I hate saying anything negative about an author's first book. But in this particular book, the dialogue feels so stilted that I have to comment on it. I'm not sure if it's an accurate look at the kinds of conversations people have or a flaw in the writing. I just know that sometimes I felt like I was listening to a YA. It felt choppy and was narrated in a way that exaggerated it.
This book will likely be on every book club's reading list for 2015. If it brings awareness, then it has done its job. Though the writing isn't nearly as graceful as I'd hoped, it is very functional. It's a book I liked - but could not love.
Wonderful sad and happy story of women in Afghanistan now and in parallel- contemporary and early 1900's. Parallel stores of young girl/woman and of her great-great-grandmother. Beautifully told.
One Sunday morning, while driving my car, I heard an interview with the author on NPR. I quickly pulled to the side of the road and ordered the book from Audible. I'm glad I did. A great book.
Fascinating story of life people and politics in a distant land, shockingly relevant here and now.
Gin Hammond's reading enhanced my enjoyment thanks to her excellent pronunciation and ability to capture the nuances of each individual character. I recommend the audio version of the book because of Hammond's reading.

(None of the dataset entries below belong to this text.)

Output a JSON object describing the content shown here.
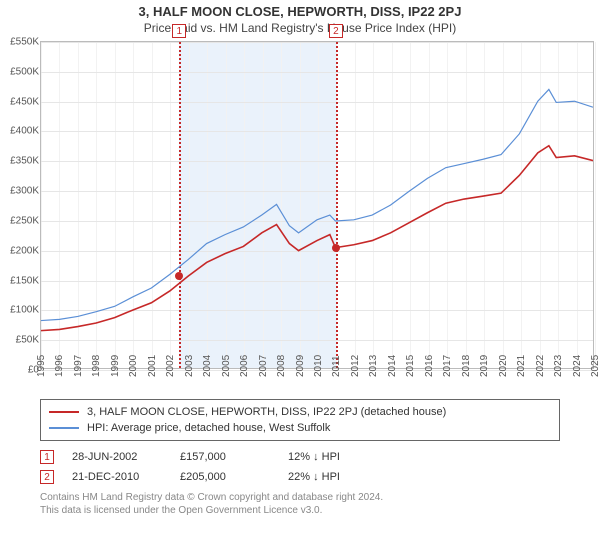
{
  "title": "3, HALF MOON CLOSE, HEPWORTH, DISS, IP22 2PJ",
  "subtitle": "Price paid vs. HM Land Registry's House Price Index (HPI)",
  "chart": {
    "type": "line",
    "background_color": "#ffffff",
    "grid_color": "#e6e6e6",
    "plot_border_color": "#bbbbbb",
    "ylim": [
      0,
      550000
    ],
    "ytick_step": 50000,
    "yticklabels": [
      "£0",
      "£50K",
      "£100K",
      "£150K",
      "£200K",
      "£250K",
      "£300K",
      "£350K",
      "£400K",
      "£450K",
      "£500K",
      "£550K"
    ],
    "xlim": [
      1995,
      2025
    ],
    "xtick_step": 1,
    "xticklabels": [
      "1995",
      "1996",
      "1997",
      "1998",
      "1999",
      "2000",
      "2001",
      "2002",
      "2003",
      "2004",
      "2005",
      "2006",
      "2007",
      "2008",
      "2009",
      "2010",
      "2011",
      "2012",
      "2013",
      "2014",
      "2015",
      "2016",
      "2017",
      "2018",
      "2019",
      "2020",
      "2021",
      "2022",
      "2023",
      "2024",
      "2025"
    ],
    "band": {
      "x_start": 2002.49,
      "x_end": 2010.97,
      "color": "#eaf2fb"
    },
    "label_fontsize": 10,
    "title_fontsize": 13,
    "subtitle_fontsize": 12,
    "series": [
      {
        "name": "HPI: Average price, detached house, West Suffolk",
        "color": "#5b8fd6",
        "line_width": 1.2,
        "data": [
          [
            1995,
            80000
          ],
          [
            1996,
            82000
          ],
          [
            1997,
            87000
          ],
          [
            1998,
            95000
          ],
          [
            1999,
            104000
          ],
          [
            2000,
            120000
          ],
          [
            2001,
            135000
          ],
          [
            2002,
            158000
          ],
          [
            2003,
            183000
          ],
          [
            2004,
            210000
          ],
          [
            2005,
            225000
          ],
          [
            2006,
            238000
          ],
          [
            2007,
            258000
          ],
          [
            2007.8,
            276000
          ],
          [
            2008.5,
            240000
          ],
          [
            2009,
            228000
          ],
          [
            2010,
            250000
          ],
          [
            2010.7,
            258000
          ],
          [
            2011,
            248000
          ],
          [
            2012,
            250000
          ],
          [
            2013,
            258000
          ],
          [
            2014,
            275000
          ],
          [
            2015,
            298000
          ],
          [
            2016,
            320000
          ],
          [
            2017,
            338000
          ],
          [
            2018,
            345000
          ],
          [
            2019,
            352000
          ],
          [
            2020,
            360000
          ],
          [
            2021,
            395000
          ],
          [
            2022,
            450000
          ],
          [
            2022.6,
            470000
          ],
          [
            2023,
            448000
          ],
          [
            2024,
            450000
          ],
          [
            2025,
            440000
          ]
        ]
      },
      {
        "name": "3, HALF MOON CLOSE, HEPWORTH, DISS, IP22 2PJ (detached house)",
        "color": "#c62828",
        "line_width": 1.6,
        "data": [
          [
            1995,
            63000
          ],
          [
            1996,
            65000
          ],
          [
            1997,
            70000
          ],
          [
            1998,
            76000
          ],
          [
            1999,
            85000
          ],
          [
            2000,
            98000
          ],
          [
            2001,
            110000
          ],
          [
            2002,
            130000
          ],
          [
            2003,
            155000
          ],
          [
            2004,
            178000
          ],
          [
            2005,
            193000
          ],
          [
            2006,
            205000
          ],
          [
            2007,
            228000
          ],
          [
            2007.8,
            242000
          ],
          [
            2008.5,
            210000
          ],
          [
            2009,
            198000
          ],
          [
            2010,
            215000
          ],
          [
            2010.7,
            225000
          ],
          [
            2011,
            203000
          ],
          [
            2012,
            208000
          ],
          [
            2013,
            215000
          ],
          [
            2014,
            228000
          ],
          [
            2015,
            245000
          ],
          [
            2016,
            262000
          ],
          [
            2017,
            278000
          ],
          [
            2018,
            285000
          ],
          [
            2019,
            290000
          ],
          [
            2020,
            295000
          ],
          [
            2021,
            325000
          ],
          [
            2022,
            363000
          ],
          [
            2022.6,
            375000
          ],
          [
            2023,
            355000
          ],
          [
            2024,
            358000
          ],
          [
            2025,
            350000
          ]
        ]
      }
    ],
    "markers": [
      {
        "x": 2002.49,
        "y": 157000,
        "color": "#c62828"
      },
      {
        "x": 2010.97,
        "y": 205000,
        "color": "#c62828"
      }
    ],
    "events": [
      {
        "num": "1",
        "date": "28-JUN-2002",
        "price": "£157,000",
        "delta": "12% ↓ HPI",
        "x": 2002.49
      },
      {
        "num": "2",
        "date": "21-DEC-2010",
        "price": "£205,000",
        "delta": "22% ↓ HPI",
        "x": 2010.97
      }
    ]
  },
  "legend": {
    "items": [
      {
        "label": "3, HALF MOON CLOSE, HEPWORTH, DISS, IP22 2PJ (detached house)",
        "color": "#c62828"
      },
      {
        "label": "HPI: Average price, detached house, West Suffolk",
        "color": "#5b8fd6"
      }
    ],
    "border_color": "#666666",
    "fontsize": 11
  },
  "footer": {
    "line1": "Contains HM Land Registry data © Crown copyright and database right 2024.",
    "line2": "This data is licensed under the Open Government Licence v3.0.",
    "color": "#888888",
    "fontsize": 10
  }
}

I could listen in one sitting, but I savored the story and looked forward to each reading.
This is my first review on Audible. I had to write because it is such a good story and so well told.
I would listen to the book again, but I'm glad that I listened to it the first time. I'm still shocked by the horrible way that the Afghani men can treat their wives and women in general. But yet the wives have no voice and are presumed guilty.
It saddens me that women who may not have even hit puberty are married off. Women--or rather girls--are bartered for opium and livestock. And women are at the complete mercy of their husbands.
I learned about the Afghani culture and many Islamic traditions and customs. The book was even more eye-opening and disturbing than the "Kite Runner" genre of books. But it's a book that everyone should either read or listen to and hopefully someone will be able to stop the atrocities still happening today to countless women.
The ending became more and more predictable as the book went on. I hadn't realized for most of the book that the two female main characters were supposed to be grandmother/great-grandmother and granddaughter. It actually seemed as if the two women were living at the same time. When I realized that the two main characters were living years apart, I found it sad that the plight of women in Afghanistan didn't seem to change during the generations.
Hammond did a nice job. She isn't my favorite author, but I didn't mind her voice.
I found the first few hours of the book to be very boring. Then it picked up for the next few hours. For the last five hours I couldn't stop listening--so I listened to the last part in one setting.
I just finished listening to this audiobook, and am sitting here with tears in my eyes. This is the most moving story I have read in a long time....I just couldn't put it down. Truly wonderful story and performance!